而我则是嘴角抽搐了一下,我最讨厌这些卖萌的人了。
虽然我不认识他,但这并不重要,我也不想认识他。
奇怪,我为什么会这样想。
“对了,老大,我在屋里面闻到一些奇怪的味道,好像是在甲板下传出来的。”
“味道?”我这样说着。
微微一眯眼。
他点了点头,随即站起来,示意我跟着他一起走。
我跟着他走进了舱室,这才发现,地面上有一个向下的入口。
因为黑暗的阴影刚才进来,才没有发现。
虽然我没有闻到什么味道,但是我在拉那个把手的时候,却感觉手上湿漉漉的,这让自己的内心稍微有些不安。
于是站起来,抄起桌面上找到的一把扳手。
提开了那个地下门。
我本以为会钻出什么来,结果什么都没有钻出来。
我刚想下去,却看着地下门上面那个锁头口,心想,要是我先下去,他把门关上该有多麻烦,于是坐在了门上面,对着张捷说道。
“你先下去……”
张捷看了看我,似乎是有些害怕。
我说:“放心……我在你上面,有事能给你提出来。”
他将信将疑的看着我,最后没有说什么,只是咽了一口唾沫。
老老实实地下去了。
我看着他下去,也没有多合计,跟着他也下去了。
他看着我紧挨着他,也就没说什么。
直到我们俩都到了甲板下面。
才发现下面黑漆漆的一片,要不是上面能倾泻下来一点点的光,真的是伸手不见五指。
我从帆布包里面抽出了一根火柴,然后轻轻地点燃。
伴随着光芒的瞬间,我发现眼前居然有一个人影趴在了地面上。
正在不停地流着鲜血。
身旁的张捷似乎是害怕极了,不可思议地看着眼前的场景。
而我的身旁“噌”的破空声奔流而至。
我以为是身边的张捷有什么动作,却没有想到是身后一只不知道是什么的怪物向我张开血盆大口向我袭来。
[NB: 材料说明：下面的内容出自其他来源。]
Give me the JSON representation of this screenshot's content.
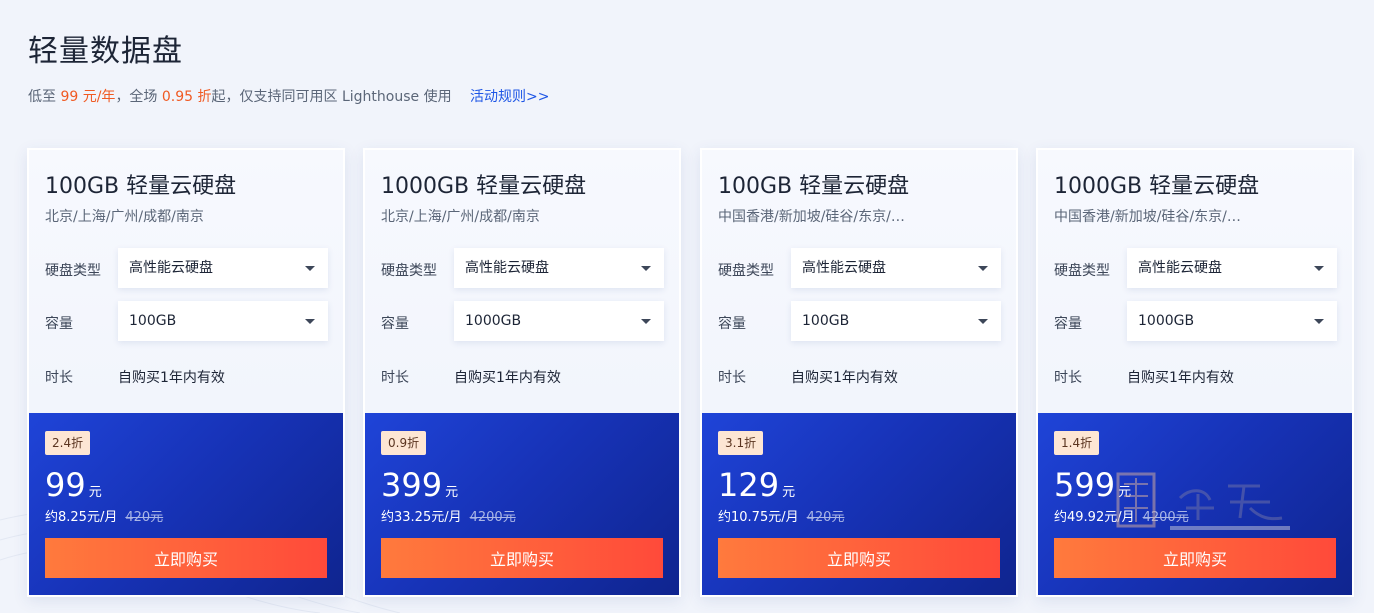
{
  "header": {
    "title": "轻量数据盘",
    "subtitle_pre": "低至",
    "subtitle_price": "99 元/年",
    "subtitle_mid": "，全场",
    "subtitle_discount": "0.95 折",
    "subtitle_post": "起，仅支持同可用区 Lighthouse 使用",
    "rules_link": "活动规则>>"
  },
  "labels": {
    "disk_type": "硬盘类型",
    "capacity": "容量",
    "duration": "时长"
  },
  "cards": [
    {
      "title": "100GB 轻量云硬盘",
      "regions": "北京/上海/广州/成都/南京",
      "disk_type": "高性能云硬盘",
      "capacity": "100GB",
      "duration": "自购买1年内有效",
      "discount": "2.4折",
      "price": "99",
      "price_unit": "元",
      "monthly": "约8.25元/月",
      "original": "420元",
      "buy_label": "立即购买"
    },
    {
      "title": "1000GB 轻量云硬盘",
      "regions": "北京/上海/广州/成都/南京",
      "disk_type": "高性能云硬盘",
      "capacity": "1000GB",
      "duration": "自购买1年内有效",
      "discount": "0.9折",
      "price": "399",
      "price_unit": "元",
      "monthly": "约33.25元/月",
      "original": "4200元",
      "buy_label": "立即购买"
    },
    {
      "title": "100GB 轻量云硬盘",
      "regions": "中国香港/新加坡/硅谷/东京/…",
      "disk_type": "高性能云硬盘",
      "capacity": "100GB",
      "duration": "自购买1年内有效",
      "discount": "3.1折",
      "price": "129",
      "price_unit": "元",
      "monthly": "约10.75元/月",
      "original": "420元",
      "buy_label": "立即购买"
    },
    {
      "title": "1000GB 轻量云硬盘",
      "regions": "中国香港/新加坡/硅谷/东京/…",
      "disk_type": "高性能云硬盘",
      "capacity": "1000GB",
      "duration": "自购买1年内有效",
      "discount": "1.4折",
      "price": "599",
      "price_unit": "元",
      "monthly": "约49.92元/月",
      "original": "4200元",
      "buy_label": "立即购买"
    }
  ],
  "icons": {
    "dropdown": "chevron-down-icon"
  },
  "colors": {
    "accent_orange": "#f05a23",
    "link_blue": "#1e56e6",
    "price_bg": "#1733b8",
    "buy_button": "#ff5a3a",
    "badge_bg": "#fde6d4"
  }
}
我看着这个大口的大小十分合适,干脆,我直接把那个板子塞进了他的嘴里面。
然后……
“扑腾……”
这个怪物就从我让出来的地方,扑倒在了地上。
“唉我的妈呀……”张捷则是完全没有反应过来,拍了拍自己的胸口。
我挠了挠我的锁骨,他的这些反应让我的疑虑打消了一些。
我看着这个怪物,万万没有想到这竟然是一头鱼。
而且居然长得这么凶神恶煞的。
此刻正在地面上不停的扑腾。
我根本没有在意,则是又点燃了一根火柴。
而旁边的张捷则是说:“我们赶快走吧……”
我不理他,径直走向了眼前那个倒下的人影前面。
那是一个约莫30岁左右的男人,一把斧头深深地砸进了他的后背之中。
一般这个时候,男人会突然张开眼睛,然后诡异地扭过头来去看查看的人。
于是我突然转过身来,瞪大了眼睛看张捷。
“啊啊啊啊!!!”
张捷一屁股坐在地面上,然后退了几步
我咧了咧嘴。
然后根本也不想查看死因之类的。
直接把斧头拔了出来。
用手擦干了血别在了腰间,然后把死者身上那件绿色风衣诶扒了下来。
“你在做什么?”
张捷看着我毫不在意的样子。
不由得问道。
“搜刮装备啊……”
在那忽明忽暗的火光之下,我干脆点燃了旁边早已经干燥的缆绳。
这个时候我已经穿好了衣服。
我发现旁边居然还有一个女的。
似乎是被那个怪鱼咬死的。
于是我对着张捷说道:“那边还有一个,你把她衣服扒下来,我上去了……”
然后不理他,看着那个还在不停翻腾的怪鱼。
干脆直接一斧头了解了它。
“真吵……”
斧头伴随着一阵阵红色的血腥渗出了皮肤,这把斧头的柄直接让我撸断了。
“晦气……”
于是只能空手走出了船只。
怎么说,不管怎样,获得关键的火源和食物。
我打开包裹,就是淡水少了一点。
不久后,张捷也出来了,我看着他那身比我要差上不少的衣服,毕竟被野兽杀不像人为那么紧衬。总会有漏洞的。
他看着我满脸的复杂。
我很多轻描淡写的动作,对他而言也实在是太过于丧心病狂了。
而我也只是看着他出来了,便会过头去走向前面这一条看上去通往森林的路。
这一路,我甚至连他的名字都没有问,虽然那什么东西告诉了我,但即便不告诉我,我也不想问。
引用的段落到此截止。